Another solution intended to work with the reflective decals is to simply tape colorful shapes on the window. These randomly assorted shapes could break up the pattern of the glass and warn approaching birds about the presence of the wall. In order to make this more aesthetically pleasing, some art classes, depending on availability in their schedule, may design new shapes which will be attached to the window by suction cups. Although this will require much effort to assemble the 300 suction cups, design the shapes,and put them up on the windows, it has the potential to “beautify the window but also make it more safe for birds,” according to Mr. Lindberg.

Mrs. Doyle, an art teacher here at Glenbard West has said that she would be happy to help if she has a chance but would need more information: “It’s something I may be able to do, but I can’t commit without knowing what I’m supposed to do.”
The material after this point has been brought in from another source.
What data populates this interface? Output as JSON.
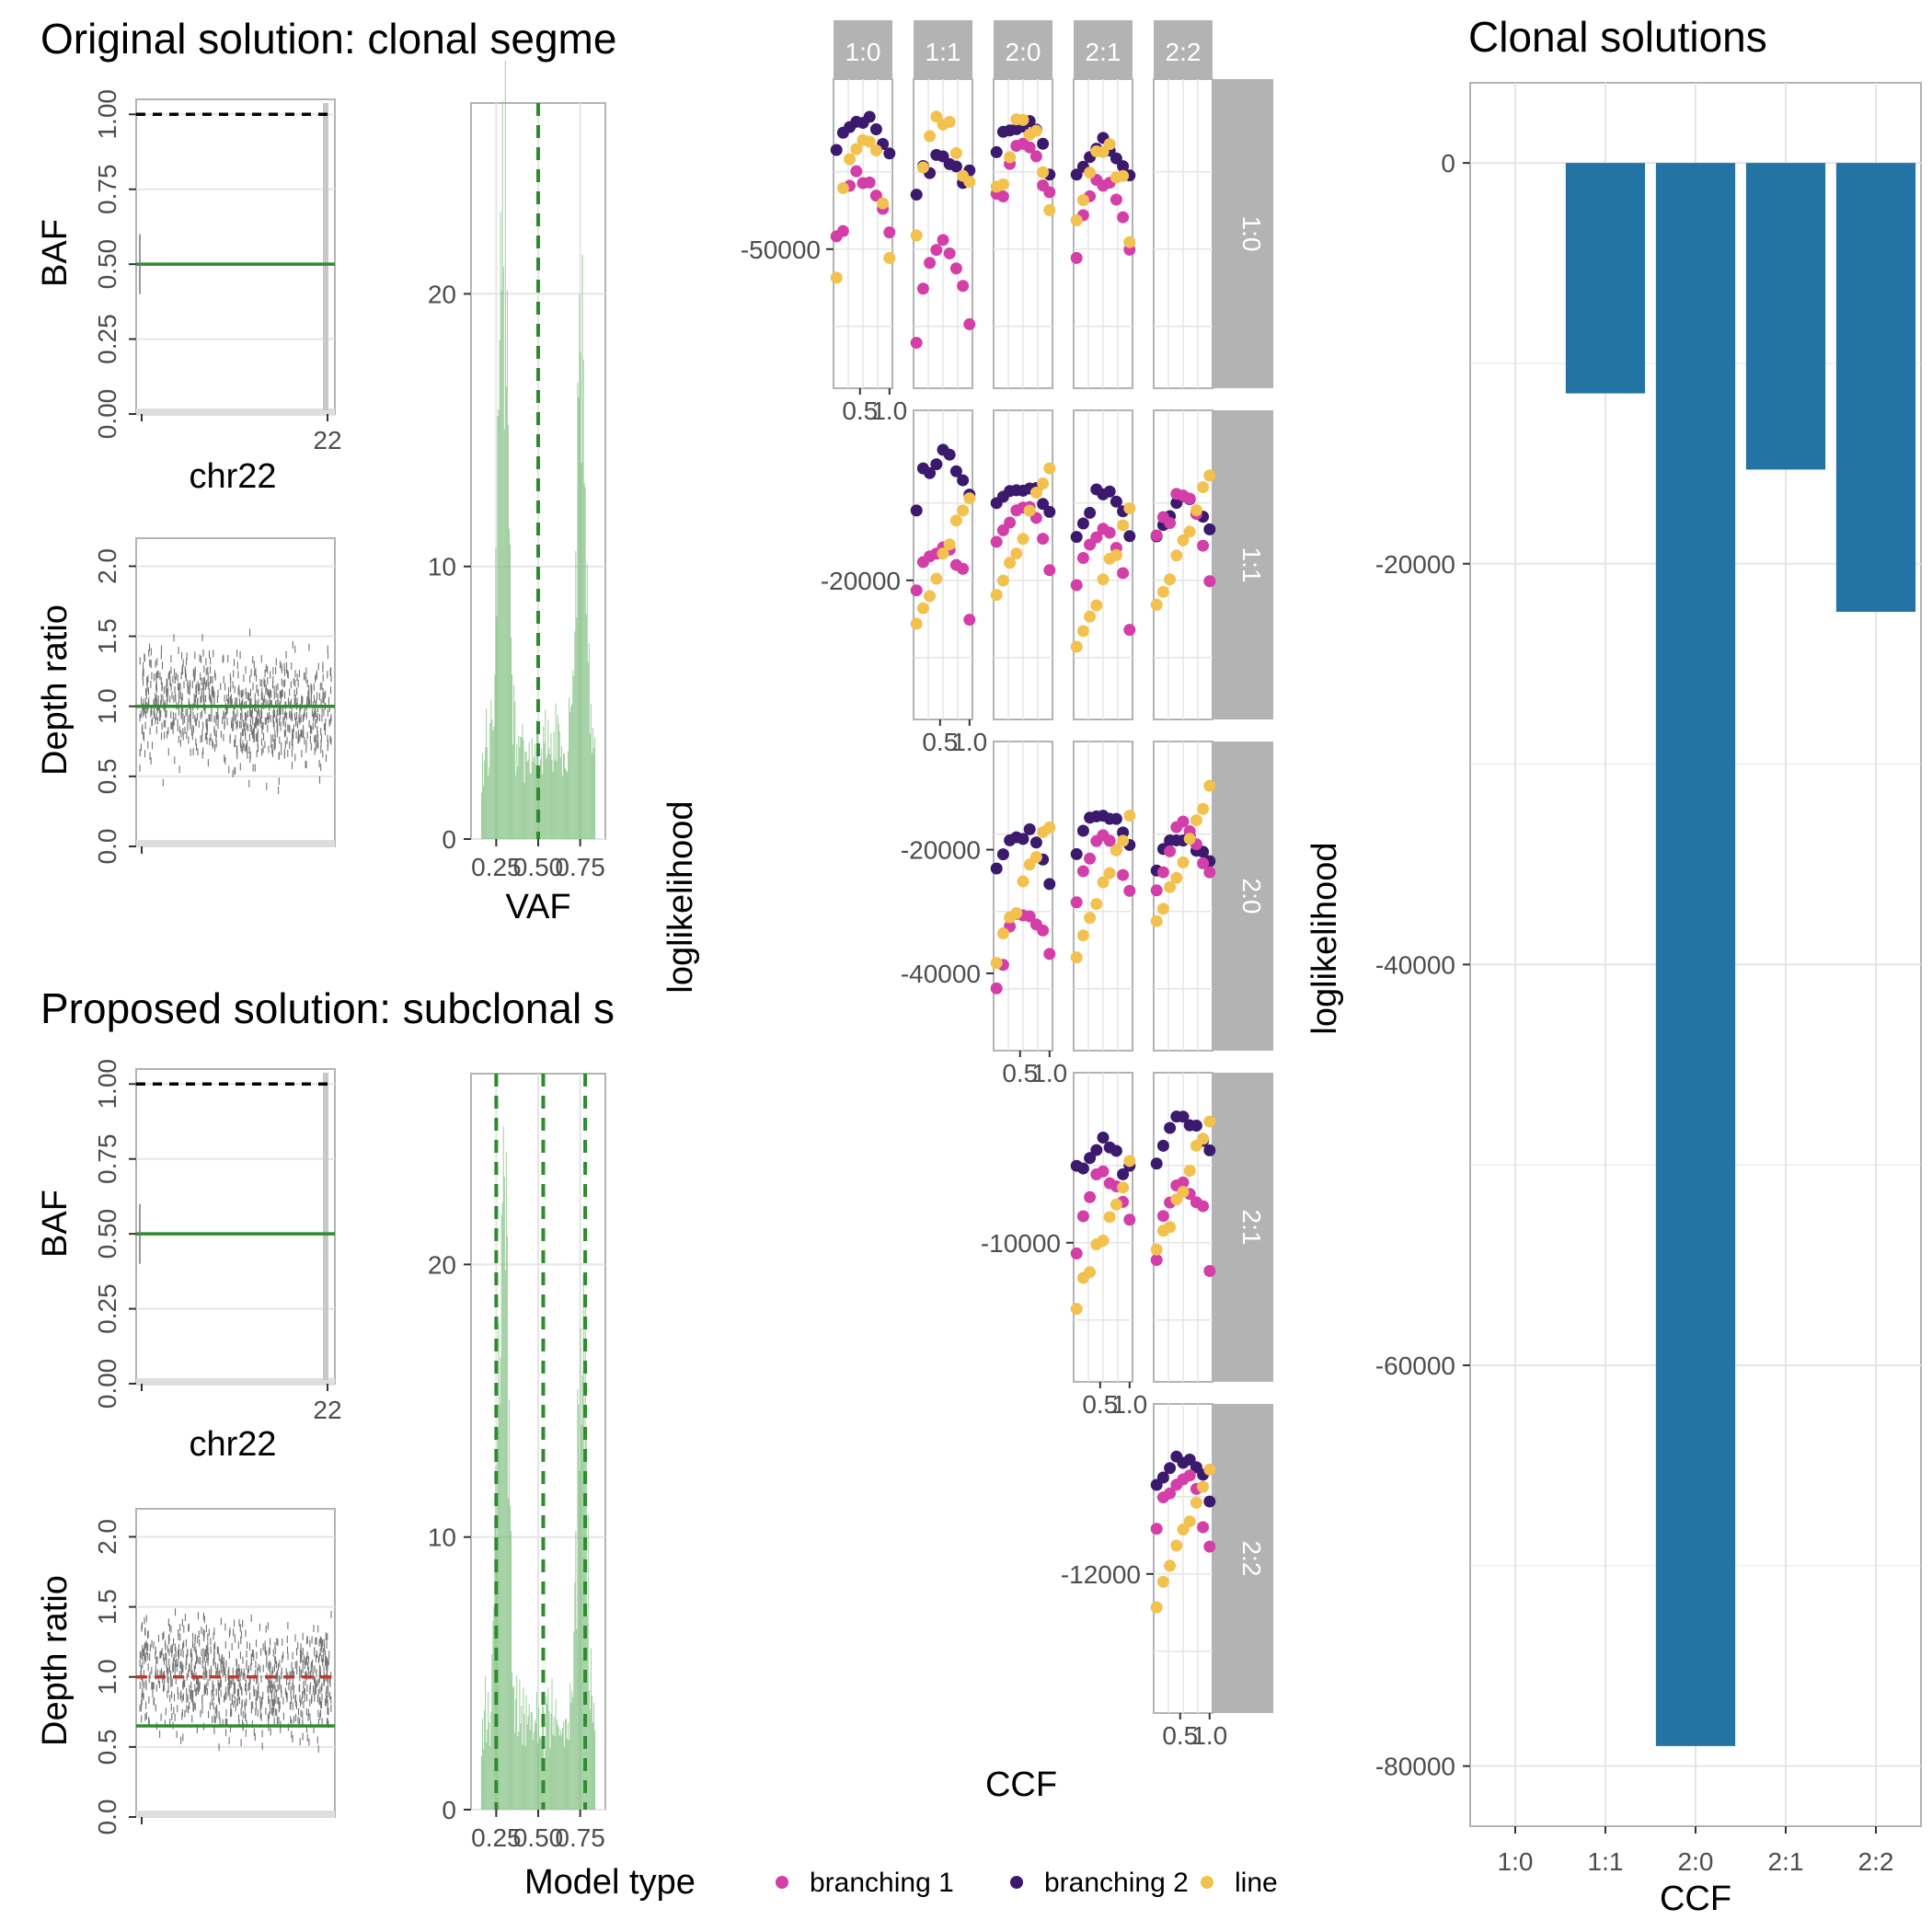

So far, these solutions have had mixed results. This fall, there have been fewer birds “outside the length of the bridge down by the base of the windows,” but there is a part of the window that cannot be accessed due to a stairwell that has already caused two bird deaths. Altogether, Mr. Lindberg has “collected eight or nine birds in the freezer, but it is likely that this is a small fraction of what’s being killed by the windows.” Mr. Lindberg says the reason for storing the birds in the freezer is “partly to keep them as artifacts for education and to inspire solutions to environmental problems.”

The shapes seem to have been effective thus far in diverting birds, but it is possible that they “will lose their suction and fall off” and some birds have collided into the uncovered areas of the window. However, Mr. Lindberg is confident a permanent solution will be reached, as “the administration has an interest in preventing bird deaths.” Most of the bird deaths have occurred during the birds’ migration season, fall, so it is important that this issue is resolved quickly.

For any students interested in protecting these birds, Mr. Lindberg recommends joining Eco Club or Students for the Protection of Animals. Members of these clubs can help work through potential solutions, monitor the effectiveness of these solutions, or help assemble the suctions cups: “We have 300 of them, so we got to put them up!”